Plastics innovation in peacetime and wartime benefit society

Some of the most critical modern advances like the internet and the GPS owe their genesis to military necessity. Plastic innovations are no different. In a 2012 study examining the future of combat casualty care, the U.S. Army Institute of Surgical Research found that up to 90% of survivable deaths on the battlefield are due to uncontrolled bleeding. Most battlefield casualties died of their injuries before ever reaching a surgeon. To remedy this, the U.S. Army designed a new kind of bandage made from polystyrene and rubber that can absorb as much as 800% percent of its weight in liquid, providing a crucial barrier that slows the rate of blood loss and increases the chances of survival until critical care can be administered. The flexibility and strength of the plastic material are crucial benefits for this lifesaving application. Such advances are essential to saving lives on and off the battlefield. 
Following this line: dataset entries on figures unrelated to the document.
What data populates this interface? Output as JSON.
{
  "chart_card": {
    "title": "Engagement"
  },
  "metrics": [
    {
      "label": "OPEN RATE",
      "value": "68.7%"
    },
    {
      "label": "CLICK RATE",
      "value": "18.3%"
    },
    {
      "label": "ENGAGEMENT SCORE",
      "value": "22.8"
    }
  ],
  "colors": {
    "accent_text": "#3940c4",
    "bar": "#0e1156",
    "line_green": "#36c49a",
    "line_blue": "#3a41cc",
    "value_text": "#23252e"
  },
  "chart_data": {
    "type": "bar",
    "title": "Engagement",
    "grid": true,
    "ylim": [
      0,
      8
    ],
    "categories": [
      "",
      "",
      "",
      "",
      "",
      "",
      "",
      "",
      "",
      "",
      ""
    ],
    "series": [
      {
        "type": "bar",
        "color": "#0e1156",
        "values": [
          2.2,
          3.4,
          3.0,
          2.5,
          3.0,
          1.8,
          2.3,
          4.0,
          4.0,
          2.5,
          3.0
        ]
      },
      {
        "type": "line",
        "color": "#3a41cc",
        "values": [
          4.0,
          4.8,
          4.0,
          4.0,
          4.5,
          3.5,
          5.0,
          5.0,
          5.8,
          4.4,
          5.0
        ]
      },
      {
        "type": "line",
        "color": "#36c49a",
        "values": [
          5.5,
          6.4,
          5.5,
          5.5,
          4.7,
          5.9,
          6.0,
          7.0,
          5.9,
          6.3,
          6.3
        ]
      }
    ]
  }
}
When wound care requires the use of sutures, plastics and polymers provide a versatile suite of options that can deliver the best outcome depending on the patient’s needs. Sutures used to close wounds can be made of absorbable and nonabsorbable plastic-derived materials. One common material used in nonabsorbable sutures is polypropylene. Polypropylene sutures provide permanent wound support and are the preferred choice depending on wound size and location and are widely available around the world. Absorbable suture options like polydioxanone (PDS II) made from polyester is one of the longest-lasting options and retains their tensile strength for longer, making them useful for wounds that require long-term care. The material is reabsorbed and provides additional benefits of limiting scars spreading.

Plastics extends the quality of life for aging communities

In the baby-boom generation, or those born between 1946 through 1964, there is an increased need for prosthetics and joint replacement surgeries to enable mobility for longer than their parents. Data from the Agency for Healthcare Research and Quality estimates that more than 450,000 total hip replacements annually are performed in the United States. One of the most significant advances in joint replacement implants has been the development of newer polyethylene that is strengthened through a process of cross-linking. Cross-linked polyethylene is high-density material made by changing the molecular structure of plastic to provide even more versatile material with up to five times the tensile strength. The more robust plastic is more durable than conventional polyethylene and eliminated many of the issues caused by other materials such as metal-on-metal implants that were later recalled from the market due to adverse reactions.

Plastics hold the promise to a future of medical advances that will allow each generation to outlive the next. In the not-too-distant future, human beings will likely require mobility aids and implants during older age, and there is currently no material more aptly suited for the task than the versatile plastics and polymers made possible by science.